Encoding of amplitude-modulated tones by neurons of the inferior colliculus of the kitten.

Responses of single neurons of the central nucleus of the inferior colliculus (ICC) of kittens 4-43 days of age were studied using sinusoidally amplitude-modulated (AM) tones delivered monaurally or binaurally via sealed and calibrated earphones. The carrier frequency of the AM signal was set to the CF of the neuron. CFs ranged from 2-26 kHz. During the about first 2 weeks of postnatal life, ICC neurons responded to sound with periodic bursts of activity. In response to AM tones, discharges of ICC neurons at all ages studied were phase-locked to the envelope of the modulation waveform over a wide range of stimulus level and modulation depth. A linear relationship, independent of SPL, was found between the average phase of discharge on the modulation cycle and modulation frequency.
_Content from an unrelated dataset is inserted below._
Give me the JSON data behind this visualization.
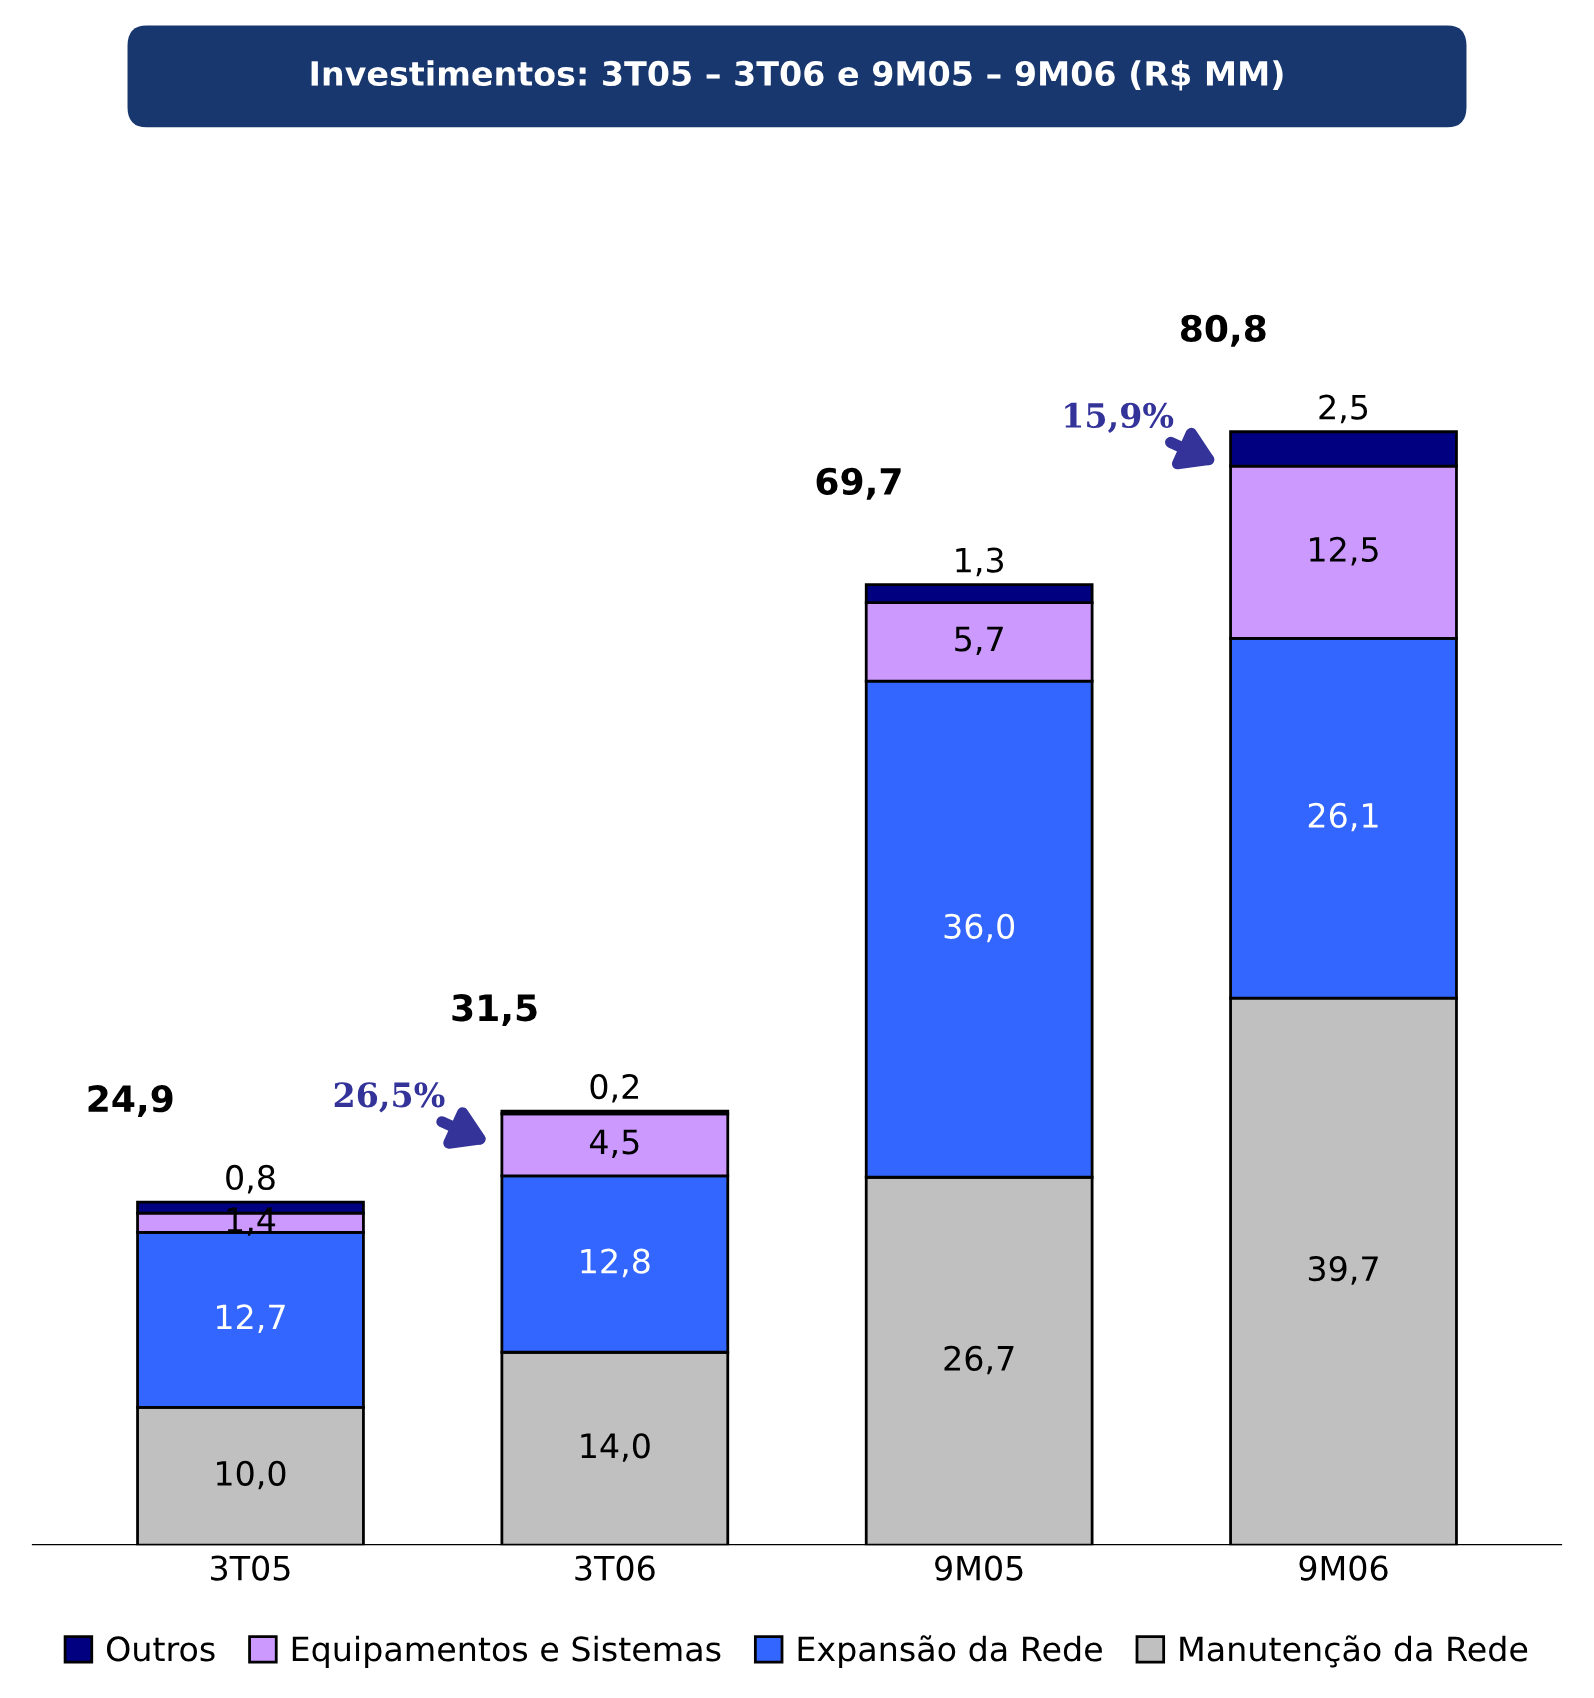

The slope of the line represents a time delay, which was highly correlated with the first-spike latency to tone onset, and hence with the age of the animal. The mean effective phase of the discharge remained relatively constant with age. There was little systematic change in average phase of discharge with changing stimulus level or modulation depth, although the number of spikes evoked and the temporal pattern of the spikes within a modulation cycle could vary. The sensitivity function relating spike synchrony or spike count to modulation frequency was typically band-pass in nature. The most effective modulation frequency (MEMF) was, on average, 15 Hz, far below that reported for adult cat ICC cells. When AM tones were delivered binaurally, the discharge was a periodic function of the interaural phase difference of the stimulus envelopes. The results indicate that prior to the time the cochlea is able to respond to most environmental sounds, monaural and binaural circuits involving the ICC faithfully transmit information pertaining to amplitude-modulated signals in the rate and timing of their discharges. During the next several weeks, when neural thresholds fall to adult levels, ICC circuits are activated by amplitude modulated sounds at levels encountered in the normal acoustic environment even though they are restricted to modulation frequencies below those encoded by the adult.